Abschied
Wolf-Dietrich Meyer-Rath
Ein Glücksfall für die Prignitz

Am 17. November 2025 verstarb in Berlin im gesegneten Alter von 87 Jahren Wolf-Dietrich Meyer-Rath. Als Regionalbetreuer für die Prignitz und langjähriges Vorstandsmitglied leistete er von 2006 bis 2020 Außergewöhnliches für den Förderkreis Alte Kirchen Berlin-Brandenburg e.V. Diese ehrenamtliche Tätigkeit füllte seinen Ruhestand in einer Weise aus, die weit über das übliche Maß hinausging.
Dabei stand seine Wiege weder in Berlin noch in Brandenburg. Geboren am 13. November 1938 in Mülheim an der Ruhr, war er ein Stadtkind und durch seine Familientradition eng mit der Geschichte der Industrialisierung verbunden. Er entschied sich für das Studium der Architektur in Aachen und Berlin und begleitete in seiner beruflichen Laufbahn bedeutende Planungen für die Evangelische Kirche sowie für Schulbauten im Berliner Westen.
Vor diesem Hintergrund lag es nicht unbedingt nahe, sich nach dem Berufsleben einer ländlichen, eher abgelegenen Region zuzuwenden. Doch Meyer-Rath tat genau dies mit beeindruckender Intensität. Er ließ sich als Regionalbetreuer gewinnen – wohl wissend, dass die Wege von Berlin in die zahlreichen Dörfer der Prignitz oft weit sind. Was ihn überzeugt haben muss, war der enorme Beratungsbedarf bei den Sanierungsbemühungen an den vielen historischen Kirchenbauten der Region.

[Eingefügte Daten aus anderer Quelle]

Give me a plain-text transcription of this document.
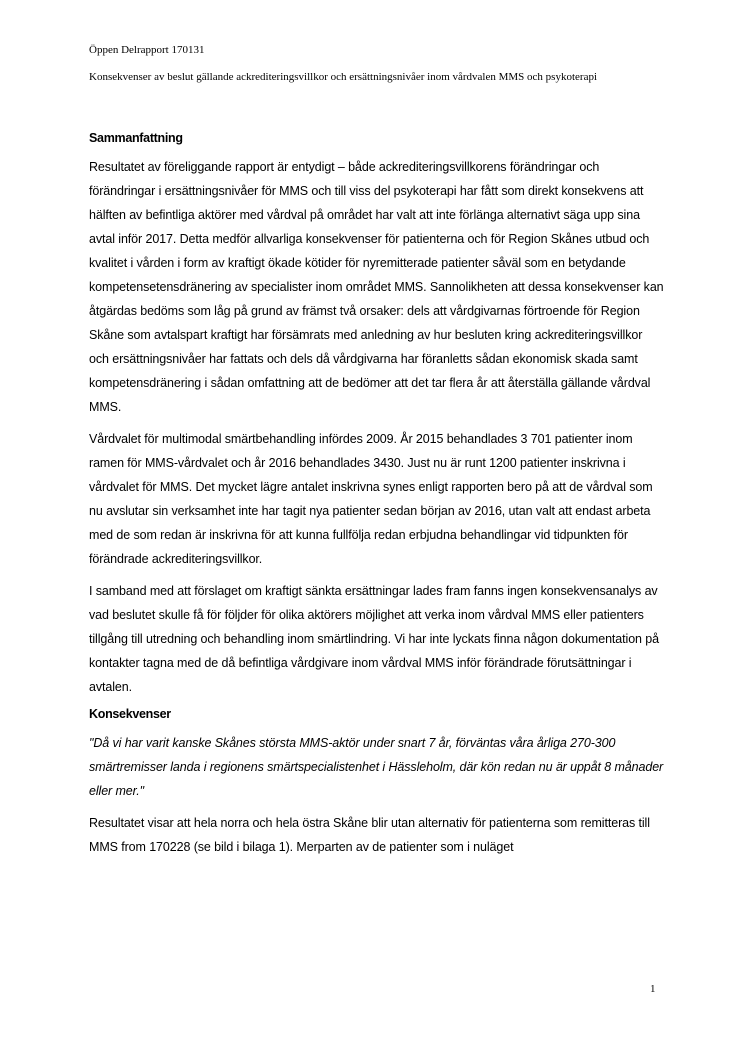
Öppen Delrapport 170131
Konsekvenser av beslut gällande ackrediteringsvillkor och ersättningsnivåer inom vårdvalen MMS och psykoterapi
Sammanfattning

Resultatet av föreliggande rapport är entydigt – både ackrediteringsvillkorens förändringar och förändringar i ersättningsnivåer för MMS och till viss del psykoterapi har fått som direkt konsekvens att hälften av befintliga aktörer med vårdval på området har valt att inte förlänga alternativt säga upp sina avtal inför 2017. Detta medför allvarliga konsekvenser för patienterna och för Region Skånes utbud och kvalitet i vården i form av kraftigt ökade kötider för nyremitterade patienter såväl som en betydande kompetensetensdränering av specialister inom området MMS. Sannolikheten att dessa konsekvenser kan åtgärdas bedöms som låg på grund av främst två orsaker: dels att vårdgivarnas förtroende för Region Skåne som avtalspart kraftigt har försämrats med anledning av hur besluten kring ackrediteringsvillkor och ersättningsnivåer har fattats och dels då vårdgivarna har föranletts sådan ekonomisk skada samt kompetensdränering i sådan omfattning att de bedömer att det tar flera år att återställa gällande vårdval MMS.

Vårdvalet för multimodal smärtbehandling infördes 2009. År 2015 behandlades 3 701 patienter inom ramen för MMS-vårdvalet och år 2016 behandlades 3430. Just nu är runt 1200 patienter inskrivna i vårdvalet för MMS. Det mycket lägre antalet inskrivna synes enligt rapporten bero på att de vårdval som nu avslutar sin verksamhet inte har tagit nya patienter sedan början av 2016, utan valt att endast arbeta med de som redan är inskrivna för att kunna fullfölja redan erbjudna behandlingar vid tidpunkten för förändrade ackrediteringsvillkor.

I samband med att förslaget om kraftigt sänkta ersättningar lades fram fanns ingen konsekvensanalys av vad beslutet skulle få för följder för olika aktörers möjlighet att verka inom vårdval MMS eller patienters tillgång till utredning och behandling inom smärtlindring. Vi har inte lyckats finna någon dokumentation på kontakter tagna med de då befintliga vårdgivare inom vårdval MMS inför förändrade förutsättningar i avtalen.

Konsekvenser

"Då vi har varit kanske Skånes största MMS-aktör under snart 7 år, förväntas våra årliga 270-300 smärtremisser landa i regionens smärtspecialistenhet i Hässleholm, där kön redan nu är uppåt 8 månader eller mer."

Resultatet visar att hela norra och hela östra Skåne blir utan alternativ för patienterna som remitteras till MMS from 170228 (se bild i bilaga 1). Merparten av de patienter som i nuläget

1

In dieser Tätigkeit wurde ihm schnell deutlich, dass es einerseits an einem systematischen Überblick über den Baubestand fehlte und andererseits eine tiefere Erforschung dieser Bauten dringend geboten war. In einer beispiellosen Schaffensphase von nur neun Jahren entstanden unter seiner Herausgeberschaft fünf Publikationen, die das kulturelle Erbe der Prignitz fest verankerten.
Diese Werke waren jedoch keine Sololeistungen, sondern das Ergebnis leidenschaftlicher Teamarbeit und intensiven Austauschs. Unvergessen bleiben die gemeinsamen Kirchenbereisungen mit Gordon Thalmann, bei denen vor Ort die Grundlagen für die Beiträge der Fachautoren gelegt wurden. In tiefgehenden fachlichen Diskussionen mit dem Kunsthistoriker Peter Knüvener wurden die kunstgeschichtlichen Besonderheiten der Region präzise herausgearbeitet. Diese fachliche Auseinandersetzung fand ihre Fortsetzung oft bei Abstimmungsbesuchen in Meyer-Raths Berliner Wohnung in der Kranzallee, wo im persönlichen Gespräch die Details geschärft wurden.
Ein besonderes Augenmerk legte der gelernte Architekt auf die Ästhetik seiner Bücher. In Kathrin Reiter fand er eine kongeniale Partnerin für das Layout. In zahllosen gemeinsamen Stunden und akribischen Korrekturdurchgängen feilten beide an der perfekten Form, bis der Inhalt auch optisch die ihm gebührende Würde erhielt.
Das Markenzeichen von Wolf-Dietrich Meyer-Rath war dabei seine unbedingte Präzision. Er plante Projekte akribisch, erstellte Finanzierungspläne und setzte Vorhaben pünktlich um. Dass er sich von einmal gefassten Plänen nur ungern abbringen ließ, mochte gelegentlich zu Spannungen führen, doch der Erfolg seiner Arbeitsweise gab ihm recht. Bemerkenswert war zudem sein Talent, Partner zu vereinen: Ob die Deutsche Stiftung Denkmalschutz, Sparkassen oder der Tourismusverband – Meyer-Rath verstand es, Kräfte für eine gemeinsame Sache zu bündeln. Für die Unterzeichnenden bleibt diese zielgerichtete Zusammenarbeit ein großes Vorbild.
Wolf-Dietrich Meyer-Rath war für den Förderkreis und die gesamte Prignitz ein ausgesprochener Glücksfall. In seinen Büchern und den sanierten Kirchenräumen wird sein Wirken lebendig bleiben. Möge seine Seele nun ruhen in Frieden.